Entertainment

'Altered Carbon's Showrunner Heard Your Whitewashing Concerns & Here's What She Has To Say

by Sydney Bucksbaum
Netflix

Hollywood has a long and problematic history of whitewashing, which is the practice in which white actors are cast in roles intended for non-white actors. The list of people who have contributed to this issue is extensive, ranging from A-list stars to directors and producers. Netflix's sci-fi dystopia Altered Carbon is just the latest project to face criticisms of whitewashing, and while the show's plot is a bit more complicated than a textbook example of the infamous practice, showrunner Laeta Kalogridis acknowledges that it's a concern.

The journey of adapting Richard K. Morgan's cyberpunk noir novel of the same name took Kalogridis almost 15 years, and as such, she's had time to think about her intentions in bringing the source material to the screen. The sprawling, complicated story is set more than 300 years in the future in a dystopian society that has been transformed by new technology: consciousness can be digitized and stored in "stacks," which function like memory cards embedded in the spine; human bodies are interchangeable to the point where they're called sleeves; and death is no longer permanent as stacks can be resleeved time and time again.

Netflix

But here's where things get dicey. The main character, Takeshi Kovacs, a man of Japanese and Slavic descent, is the lone surviving soldier in a group of elite interstellar warriors who were defeated in an uprising against the new world order. His mind was imprisoned – on ice – for centuries until Laurens Bancroft (James Purefoy), an impossibly wealthy, long-lived man, offers Kovacs the chance to live again. In exchange, Kovacs has to solve Bancroft's own murder.

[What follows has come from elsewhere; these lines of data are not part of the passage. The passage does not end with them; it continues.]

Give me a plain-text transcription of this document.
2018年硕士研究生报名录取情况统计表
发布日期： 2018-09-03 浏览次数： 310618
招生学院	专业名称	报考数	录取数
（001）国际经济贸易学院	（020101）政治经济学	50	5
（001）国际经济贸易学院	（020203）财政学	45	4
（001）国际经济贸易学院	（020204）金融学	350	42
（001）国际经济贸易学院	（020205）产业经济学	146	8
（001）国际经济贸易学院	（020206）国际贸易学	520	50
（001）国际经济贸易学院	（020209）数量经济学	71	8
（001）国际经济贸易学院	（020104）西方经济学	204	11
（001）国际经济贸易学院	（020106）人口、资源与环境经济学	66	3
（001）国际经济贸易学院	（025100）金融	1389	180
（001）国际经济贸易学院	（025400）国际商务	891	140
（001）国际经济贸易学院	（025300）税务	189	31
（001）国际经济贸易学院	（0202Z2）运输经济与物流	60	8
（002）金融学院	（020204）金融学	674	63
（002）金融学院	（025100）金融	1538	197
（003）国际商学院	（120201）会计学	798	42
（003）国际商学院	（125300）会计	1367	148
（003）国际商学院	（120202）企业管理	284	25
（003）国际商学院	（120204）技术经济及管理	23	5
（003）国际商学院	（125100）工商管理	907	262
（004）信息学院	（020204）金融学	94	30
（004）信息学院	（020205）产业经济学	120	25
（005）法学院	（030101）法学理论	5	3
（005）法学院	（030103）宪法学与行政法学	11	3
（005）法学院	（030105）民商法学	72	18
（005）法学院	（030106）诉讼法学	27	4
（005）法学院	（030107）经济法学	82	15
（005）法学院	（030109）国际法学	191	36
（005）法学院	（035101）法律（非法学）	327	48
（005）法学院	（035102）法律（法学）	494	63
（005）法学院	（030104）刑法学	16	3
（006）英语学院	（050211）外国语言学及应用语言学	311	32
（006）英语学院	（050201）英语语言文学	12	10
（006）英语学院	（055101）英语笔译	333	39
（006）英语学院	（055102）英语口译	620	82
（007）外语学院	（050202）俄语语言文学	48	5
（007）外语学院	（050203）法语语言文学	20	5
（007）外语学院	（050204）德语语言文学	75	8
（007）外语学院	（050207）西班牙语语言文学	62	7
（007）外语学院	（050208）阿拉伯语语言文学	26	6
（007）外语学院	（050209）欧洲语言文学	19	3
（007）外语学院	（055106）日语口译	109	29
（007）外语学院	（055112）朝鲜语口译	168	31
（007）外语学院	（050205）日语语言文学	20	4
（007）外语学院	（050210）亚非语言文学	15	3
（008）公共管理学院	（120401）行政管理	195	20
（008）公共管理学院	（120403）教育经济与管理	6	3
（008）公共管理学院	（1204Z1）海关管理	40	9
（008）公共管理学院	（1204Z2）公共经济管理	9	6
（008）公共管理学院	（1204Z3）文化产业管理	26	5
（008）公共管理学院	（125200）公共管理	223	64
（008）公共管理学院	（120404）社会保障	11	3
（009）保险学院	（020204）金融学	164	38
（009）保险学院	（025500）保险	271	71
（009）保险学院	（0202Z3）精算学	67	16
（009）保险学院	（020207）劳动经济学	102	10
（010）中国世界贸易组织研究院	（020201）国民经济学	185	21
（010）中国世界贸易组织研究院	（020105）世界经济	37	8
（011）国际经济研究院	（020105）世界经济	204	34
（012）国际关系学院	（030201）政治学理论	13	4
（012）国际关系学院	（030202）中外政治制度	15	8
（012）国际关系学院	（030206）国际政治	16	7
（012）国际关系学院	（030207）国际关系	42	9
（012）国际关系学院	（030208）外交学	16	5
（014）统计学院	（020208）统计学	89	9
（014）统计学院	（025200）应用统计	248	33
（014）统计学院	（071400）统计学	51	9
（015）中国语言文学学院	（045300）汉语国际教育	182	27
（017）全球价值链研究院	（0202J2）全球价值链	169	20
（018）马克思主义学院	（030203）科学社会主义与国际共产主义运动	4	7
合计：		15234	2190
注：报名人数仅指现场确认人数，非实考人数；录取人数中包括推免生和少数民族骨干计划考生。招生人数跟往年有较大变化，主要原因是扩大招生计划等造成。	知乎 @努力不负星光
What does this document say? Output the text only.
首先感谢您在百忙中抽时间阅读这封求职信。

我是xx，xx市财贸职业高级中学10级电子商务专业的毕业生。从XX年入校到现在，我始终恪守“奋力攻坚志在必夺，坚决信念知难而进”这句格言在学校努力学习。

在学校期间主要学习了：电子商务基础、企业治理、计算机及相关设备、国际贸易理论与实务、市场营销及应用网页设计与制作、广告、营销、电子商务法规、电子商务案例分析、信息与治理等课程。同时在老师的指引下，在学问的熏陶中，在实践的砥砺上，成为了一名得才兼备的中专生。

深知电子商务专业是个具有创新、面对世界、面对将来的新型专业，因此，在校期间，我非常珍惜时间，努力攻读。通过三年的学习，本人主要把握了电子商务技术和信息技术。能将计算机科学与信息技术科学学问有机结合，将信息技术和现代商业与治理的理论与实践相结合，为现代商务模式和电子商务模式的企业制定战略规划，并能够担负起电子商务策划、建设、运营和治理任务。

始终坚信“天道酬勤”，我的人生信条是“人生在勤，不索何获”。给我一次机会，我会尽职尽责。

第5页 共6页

For the majority of the first season, Kovacs' stack is sleeved into the body of a white man, played by Joel Kinnaman. But Kovacs' original body was Asian (played in flashbacks by Will Yun Lee), and his real sense of self is tied to his heritage, not whatever sleeve he was forced into by Bancroft. So, yes, an Asian character is being played by a white man, but the reasons for this being the case are a bit more complicated. Kalogridis emphasizes she's well aware of the whitewashing issues in Hollywood, but despite the potential problems it may have caused, she was committed to staying loyal to Altered Carbon's source material.

"I personally feel that the whitewashing problem is huge," she says. "I did not want to be in any way contributing to it. I did work on Ghost in the Shell at one point [another recent property widely criticized for having Scarlett Johansson play an Asian character], before it changed directors and way before any cast decisions were made. Ghost in the Shell for me was a frustrating example of taking an iconic character, Major Motoko Kusanagi who is in Tokyo and is Japanese — I've never seen her as anything other than Japanese — and [making her white]."

Netflix

So when it came time for Kalogridis to adapt Altered Carbon for Netflix, she knew she had to figure out a way to avoid criticisms of whitewashing when the story itself could potentially be perceived that way (it should be noted, however, that the book is told from Kovacs' point of view and his inner thoughts show the struggle he feels being trapped in a white man's body despite his heritage and identity).

Kalogridis decided that the best way to respond to the whitewashing problem was to build out a story that wasn't in the book at all of Kovacs' past life. "I decided to show [Kovacs] in three different Asian actors and make those stories a huge part of who he was," Kalogridis says, noting that the opening of the show is a 20-minute scene featuring Byron Mann, who plays a previous Asian sleeve of Kovacs'. She also points out that she wanted the flashbacks to be significant — "not like two seconds" — which led to more development of Kovacs' character as an Asian child.

Netflix

"I attempted to mitigate what I regarded as definitely a problem, even though it is part of the DNA of the book," she says. "I was not changing what was in the book but I still see it as an issue myself, so I tried to build out a story where I was able to create two Asian men as leads in a cinematic television show, so even though we're also looking at Joel [Kinnaman] as a lead of the show, we are experiencing that same character through the eyes of two Asian men and they as creators of the character are equally as important and have enough screen time that they are definitely playing leading men."

Kalogridis is proud that she was able to add more representative and inclusive roles to the series because of that. "Although that's not technically the same as the whitewashing issue, I think the difficulty in representation is an issue as well," she says. "So I was trying to do what I could about that too." But still, Kalogridis is absolutely willing to hold herself accountable.

"I want to be really clear: the [whitewashing] problem is huge and I absolutely recognize it," she says. "I attempted to mitigate it and it won't be up to me to say whether or not I succeeded. I hope people will feel that I did. That's just how I attempted it." Now that Altered Carbon is streaming in full on Netflix, you can judge her efforts for yourself.